Le chemin vers l’autre

Autrefois…

J’ai grandi dans une petite ville à une époque où l’on prenait encore soin de ses voisins. Certaines familles étaient moins aisées que d’autres, mais tout le monde avait un toit sur la tête. Quand j’y repense, il ne m’était même pas concevable que quelqu’un puisse vivre autrement ! Il faut dire qu’en tant que dernière d’une fratrie de 4 filles, j’ai été mise sous cloche avec autour de moi un monde qui avait certes sa misère, mais dont j’étais totalement protégée et dont on ne parlait pas… C’est ainsi que j’ai quitté le nid familial avec une vision de la vie plutôt idéalisée, et lorsque mon chemin à croisé celui d’un sans-abri, ma première réaction a été de détourner la tête et d’accélérer mon pas. J’avais peur.

A cela s’est ajouté le dégoût et l’agacement en lien avec le milieu professionnel dans lequel j’évoluais. J’étais responsable commerciale dans un groupe privé qui détenait plusieurs restaurants prestigieux sur Strasbourg. Le monde de la rue n’avait pas sa place dans ce milieu du luxe que je servais et dont je pensais faire partie. Face à ces gens qui pour moi avaient fait le choix de la bouteille plutôt que du travail, mon regard était devenu méprisant.

 

Un déclic…

Ce n’est que plusieurs années plus tard, lors d’un voyage en Égypte avec ma fille Emma alors âgée de 7 ans, qu’il y a eu une prise de conscience de ma part. Cette misère que je prenais soin d’ignorer n’était rien comparée à celle d’ici. J’étais totalement bouleversée et honteuse. Ma fille ne voyait que la piscine et les nombreuses activités qui lui étaient proposées, moi je voulais qu’elle ouvre les yeux sur ce monde de misère. 

Lors d’une excursion à Luxor, l’hôtel nous avait préparé des lunch-box car le voyage était long. Nous sommes partis en pleine nuit et au petit matin, lorsque le bus s’est arrêté dans un village proche de notre destination, nous étions garés à côté d’une montagne d’ordures ménagères sur laquelle des enfants en guenille cherchaient de la nourriture. Le choc ! Emma a pris sa lunch-box et l’a apporté aux enfants avec la majorité du groupe qui l’a suivi. Cet acte de solidarité nous avait uni. 

 

En chemin…

De retour en France, mon regard sur ce monde de la rue avait évidemment évolué mais la peur était encore bien présente. J’ai donc fait une liste d’actions qui allait m’aider à aller de l’avant :

Première action : parler avec un sans-bris. Note : Peut mieux faire, j’ai parlé à son chien….
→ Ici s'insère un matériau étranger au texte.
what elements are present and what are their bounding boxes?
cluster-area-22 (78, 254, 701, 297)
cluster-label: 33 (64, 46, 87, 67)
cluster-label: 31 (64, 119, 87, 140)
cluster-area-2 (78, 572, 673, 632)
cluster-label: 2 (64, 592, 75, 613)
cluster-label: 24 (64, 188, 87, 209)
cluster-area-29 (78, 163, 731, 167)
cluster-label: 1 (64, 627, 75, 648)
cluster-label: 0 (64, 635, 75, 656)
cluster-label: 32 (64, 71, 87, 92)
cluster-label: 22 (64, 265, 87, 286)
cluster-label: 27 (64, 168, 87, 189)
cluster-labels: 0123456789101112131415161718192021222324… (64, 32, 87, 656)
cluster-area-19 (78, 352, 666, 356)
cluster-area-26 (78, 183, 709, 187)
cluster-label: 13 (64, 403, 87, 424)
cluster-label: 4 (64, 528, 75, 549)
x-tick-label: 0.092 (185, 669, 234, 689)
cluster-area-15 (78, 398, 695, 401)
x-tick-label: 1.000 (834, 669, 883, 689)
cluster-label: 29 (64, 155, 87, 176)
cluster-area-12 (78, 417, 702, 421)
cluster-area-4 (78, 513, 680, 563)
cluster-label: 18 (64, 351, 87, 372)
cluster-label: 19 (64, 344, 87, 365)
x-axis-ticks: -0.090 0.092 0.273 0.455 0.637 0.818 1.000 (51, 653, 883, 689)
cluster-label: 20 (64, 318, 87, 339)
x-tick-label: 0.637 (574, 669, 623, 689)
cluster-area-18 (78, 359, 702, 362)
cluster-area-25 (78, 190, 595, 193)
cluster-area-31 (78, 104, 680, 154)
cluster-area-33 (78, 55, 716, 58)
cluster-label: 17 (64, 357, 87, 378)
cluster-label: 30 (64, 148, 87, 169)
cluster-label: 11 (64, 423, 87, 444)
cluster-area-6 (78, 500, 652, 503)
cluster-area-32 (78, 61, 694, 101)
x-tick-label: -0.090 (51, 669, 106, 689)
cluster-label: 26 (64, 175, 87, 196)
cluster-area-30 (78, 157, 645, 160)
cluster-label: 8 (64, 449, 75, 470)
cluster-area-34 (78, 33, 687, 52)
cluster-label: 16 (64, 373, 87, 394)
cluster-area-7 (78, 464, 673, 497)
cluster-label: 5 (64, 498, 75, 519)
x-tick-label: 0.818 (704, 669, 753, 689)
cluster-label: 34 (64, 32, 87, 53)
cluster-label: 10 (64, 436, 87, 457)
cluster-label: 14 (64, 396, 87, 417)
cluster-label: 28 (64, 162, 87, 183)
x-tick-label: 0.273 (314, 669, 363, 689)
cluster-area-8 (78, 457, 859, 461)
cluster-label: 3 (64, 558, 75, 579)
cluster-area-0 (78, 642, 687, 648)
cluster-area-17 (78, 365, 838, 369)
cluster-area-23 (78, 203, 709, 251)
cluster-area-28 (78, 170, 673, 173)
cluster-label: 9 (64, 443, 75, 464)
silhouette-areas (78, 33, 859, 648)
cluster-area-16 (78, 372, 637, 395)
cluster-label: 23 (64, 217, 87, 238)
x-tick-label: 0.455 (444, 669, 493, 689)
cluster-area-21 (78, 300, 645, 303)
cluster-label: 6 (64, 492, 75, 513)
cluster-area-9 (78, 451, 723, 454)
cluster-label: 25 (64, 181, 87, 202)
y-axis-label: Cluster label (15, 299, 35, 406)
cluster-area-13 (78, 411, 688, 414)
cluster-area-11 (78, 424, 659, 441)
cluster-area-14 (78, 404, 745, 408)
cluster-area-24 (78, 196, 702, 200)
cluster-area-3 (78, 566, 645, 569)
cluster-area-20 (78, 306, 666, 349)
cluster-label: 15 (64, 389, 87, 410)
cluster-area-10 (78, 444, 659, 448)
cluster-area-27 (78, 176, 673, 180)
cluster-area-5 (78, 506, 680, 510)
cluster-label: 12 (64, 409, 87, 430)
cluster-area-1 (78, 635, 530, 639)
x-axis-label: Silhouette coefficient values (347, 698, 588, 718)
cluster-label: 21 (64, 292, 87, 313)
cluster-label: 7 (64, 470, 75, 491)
Deuxième action : avoir une conversation avec un sans-abris .Note : Net progrès, Essayer d’aller au-delà des 30 secondes

Troisième action : faire un cadeau à Noël   Note : Fait ! j’ai eu un gros ronflement en guise de remerciement 

Au fil des tentatives, l’approche est devenue plus naturelle et la relation s’est affinée mais sans plus d’investissement de ma part. Lors d’une soirée AGM, Catherine nous a demandé de lister nos actes solidaires puis de répondre à différentes questions. Une de mes réponses était : « je n’ai pas un bon goût de moi. L’action est normale et c’est le moment de l’action qui me nourrit. » C’était devenu une évidence et il n’y avait plus qu’un pas à franchir en étant active au sein d’une association qui vient en aide aux sans-abris. Je connaissais l’Association Bretz’Maraude qui organise tous les dimanches soirs des maraudes sur la ville de Colmar et dont je suivais les actions depuis plusieurs mois. Ce qui les distingue et qui m’a séduite, c’est le temps qui est accordé à chaque sortie. L’objectif premier est bien sûr de répondre à des besoins du quotidien, en revanche, chaque action permet d’aller au plus près de la personne et de lui apporter un temps d’échange, parfois de rire et le plus souvent d’écouter. 

C’est ainsi que depuis quelques mois, je  vais à la rencontre de Robert, Benoit, Hasan, Nathalie et tant d’autres qui le temps d’un repas nous partagent leurs souvenirs qui enrichissent ce moment qui nous nourrit mutuellement.

 Un temps que j’ai également eu plaisir à partager avec mon groupe AGM lors de la préparation d’une maraude. Un bel élan de solidarité dont je les remercie et qui nous a uni autour d’une même volonté : « aimer son prochain comme soi-même ».